I- Physiopathologie :
Sa physiopathologie fait appel à une association d’anomalies siégeant à la fois sur
l’insulinosecretion et sur l’action cellulaire de l’insuline avec insulinoresistance.
1- Anomalies de l’insulinosecretion :
Elles sont liées à un défaut de la sécrétion de l’insuline qui est due à une mauvaise
reconnaissance du glucose comme signal direct et comme agent potentialisant l’insulinosecretion
par les cellules β pancréatiques.
Ceci est du probablement (plusieurs hypothèses) :
- 1 diminution de la captation du stimuli « Glucose » par les cellules β.

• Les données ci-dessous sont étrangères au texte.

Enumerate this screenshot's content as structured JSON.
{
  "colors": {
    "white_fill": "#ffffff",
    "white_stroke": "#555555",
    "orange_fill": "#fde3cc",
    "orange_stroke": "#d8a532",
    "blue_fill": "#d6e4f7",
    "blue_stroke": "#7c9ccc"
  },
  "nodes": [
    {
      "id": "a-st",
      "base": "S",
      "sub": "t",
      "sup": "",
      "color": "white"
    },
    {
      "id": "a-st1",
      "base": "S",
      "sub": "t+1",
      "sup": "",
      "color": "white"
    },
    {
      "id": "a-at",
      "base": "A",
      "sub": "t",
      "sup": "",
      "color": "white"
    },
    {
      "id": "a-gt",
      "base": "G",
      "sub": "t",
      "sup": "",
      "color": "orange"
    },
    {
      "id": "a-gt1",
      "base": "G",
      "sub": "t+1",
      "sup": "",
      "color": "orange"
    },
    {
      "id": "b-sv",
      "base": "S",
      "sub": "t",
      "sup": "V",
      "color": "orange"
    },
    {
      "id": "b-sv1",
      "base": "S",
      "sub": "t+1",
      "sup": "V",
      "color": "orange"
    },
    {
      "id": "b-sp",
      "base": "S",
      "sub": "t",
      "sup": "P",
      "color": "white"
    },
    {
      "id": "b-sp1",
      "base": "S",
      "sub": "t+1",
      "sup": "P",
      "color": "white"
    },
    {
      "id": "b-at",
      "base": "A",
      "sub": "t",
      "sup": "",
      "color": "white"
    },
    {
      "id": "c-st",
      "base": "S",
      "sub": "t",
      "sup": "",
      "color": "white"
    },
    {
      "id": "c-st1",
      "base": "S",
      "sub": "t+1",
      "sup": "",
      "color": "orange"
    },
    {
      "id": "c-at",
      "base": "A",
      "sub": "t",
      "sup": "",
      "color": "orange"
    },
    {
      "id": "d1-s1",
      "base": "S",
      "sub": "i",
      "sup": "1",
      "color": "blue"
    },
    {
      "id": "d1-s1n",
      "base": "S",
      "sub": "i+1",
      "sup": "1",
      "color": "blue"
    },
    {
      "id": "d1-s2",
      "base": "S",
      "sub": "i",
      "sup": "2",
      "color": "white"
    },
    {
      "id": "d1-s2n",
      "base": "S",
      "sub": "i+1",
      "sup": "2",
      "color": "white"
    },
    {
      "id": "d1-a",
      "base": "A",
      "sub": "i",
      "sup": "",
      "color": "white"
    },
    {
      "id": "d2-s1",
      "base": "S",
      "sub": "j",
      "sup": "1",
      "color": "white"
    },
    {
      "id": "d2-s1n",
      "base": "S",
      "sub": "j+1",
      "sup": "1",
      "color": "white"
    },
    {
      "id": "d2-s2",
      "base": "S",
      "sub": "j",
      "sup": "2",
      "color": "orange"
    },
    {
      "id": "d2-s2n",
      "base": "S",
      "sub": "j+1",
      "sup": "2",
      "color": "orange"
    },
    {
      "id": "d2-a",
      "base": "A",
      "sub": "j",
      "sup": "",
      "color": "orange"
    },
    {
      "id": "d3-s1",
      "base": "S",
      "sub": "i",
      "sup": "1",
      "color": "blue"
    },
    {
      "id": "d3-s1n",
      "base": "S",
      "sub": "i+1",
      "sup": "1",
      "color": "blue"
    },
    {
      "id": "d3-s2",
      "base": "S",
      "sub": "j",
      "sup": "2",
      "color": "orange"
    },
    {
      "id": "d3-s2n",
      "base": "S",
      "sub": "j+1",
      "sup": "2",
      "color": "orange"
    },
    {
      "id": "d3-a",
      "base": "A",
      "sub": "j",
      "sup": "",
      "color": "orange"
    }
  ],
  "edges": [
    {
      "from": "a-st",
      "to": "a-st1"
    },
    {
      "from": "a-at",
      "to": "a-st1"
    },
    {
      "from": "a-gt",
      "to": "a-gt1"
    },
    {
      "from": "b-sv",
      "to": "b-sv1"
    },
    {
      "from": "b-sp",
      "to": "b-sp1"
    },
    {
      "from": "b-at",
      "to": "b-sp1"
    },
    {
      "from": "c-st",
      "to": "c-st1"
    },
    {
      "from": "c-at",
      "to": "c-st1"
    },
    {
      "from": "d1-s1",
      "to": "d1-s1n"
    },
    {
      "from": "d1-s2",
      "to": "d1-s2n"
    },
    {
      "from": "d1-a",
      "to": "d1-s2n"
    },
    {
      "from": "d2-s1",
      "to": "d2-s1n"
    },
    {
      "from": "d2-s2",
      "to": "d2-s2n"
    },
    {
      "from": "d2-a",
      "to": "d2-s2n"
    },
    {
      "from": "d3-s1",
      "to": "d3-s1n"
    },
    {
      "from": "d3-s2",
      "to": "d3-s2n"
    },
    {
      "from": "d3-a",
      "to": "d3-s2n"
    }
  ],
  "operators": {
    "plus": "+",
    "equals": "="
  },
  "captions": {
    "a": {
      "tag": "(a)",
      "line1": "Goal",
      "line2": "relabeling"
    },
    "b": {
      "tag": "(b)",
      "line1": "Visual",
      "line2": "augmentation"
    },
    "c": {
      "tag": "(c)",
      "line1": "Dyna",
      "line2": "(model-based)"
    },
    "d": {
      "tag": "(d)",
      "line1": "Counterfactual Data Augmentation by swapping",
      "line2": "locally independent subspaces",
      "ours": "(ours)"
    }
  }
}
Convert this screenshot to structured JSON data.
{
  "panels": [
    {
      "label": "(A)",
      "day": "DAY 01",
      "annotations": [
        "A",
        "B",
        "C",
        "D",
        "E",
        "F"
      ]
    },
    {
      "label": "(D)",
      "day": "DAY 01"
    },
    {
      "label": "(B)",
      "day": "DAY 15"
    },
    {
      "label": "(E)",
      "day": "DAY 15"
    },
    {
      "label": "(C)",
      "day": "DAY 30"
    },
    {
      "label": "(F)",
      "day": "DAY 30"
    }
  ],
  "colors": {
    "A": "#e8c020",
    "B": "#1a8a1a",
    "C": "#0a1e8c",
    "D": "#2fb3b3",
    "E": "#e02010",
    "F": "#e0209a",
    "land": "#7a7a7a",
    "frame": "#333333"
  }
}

- 1 mutation du gène de la Glucokinase
- 1 altération du processus de sécrétion de l’insuline
- Déficit de clivage de la Pro insuline en Insuline.
-
2- Anomalies de l’action cellulaire de l’insuline et insulinoresisitance :
L’insulinoresistance siège au niveau des tissus périphériques à différents niveaux :
- Anomalies de la liaison de l’insuline à son récepteur
- Anomalies de la transduction du signal insulinique
- Anomalies des systèmes effecteurs (Activité tyrosine kinase)

II- Evolution et traitement :


L’évolution du diabète de type 2 ou DNID se fait vers le DID par épuisement du pancréas
restant.
Le traitement consiste dans un premier temps à administrer un traitement oral à base
d’antidiabétiques oraux qui sont de plusieurs classes.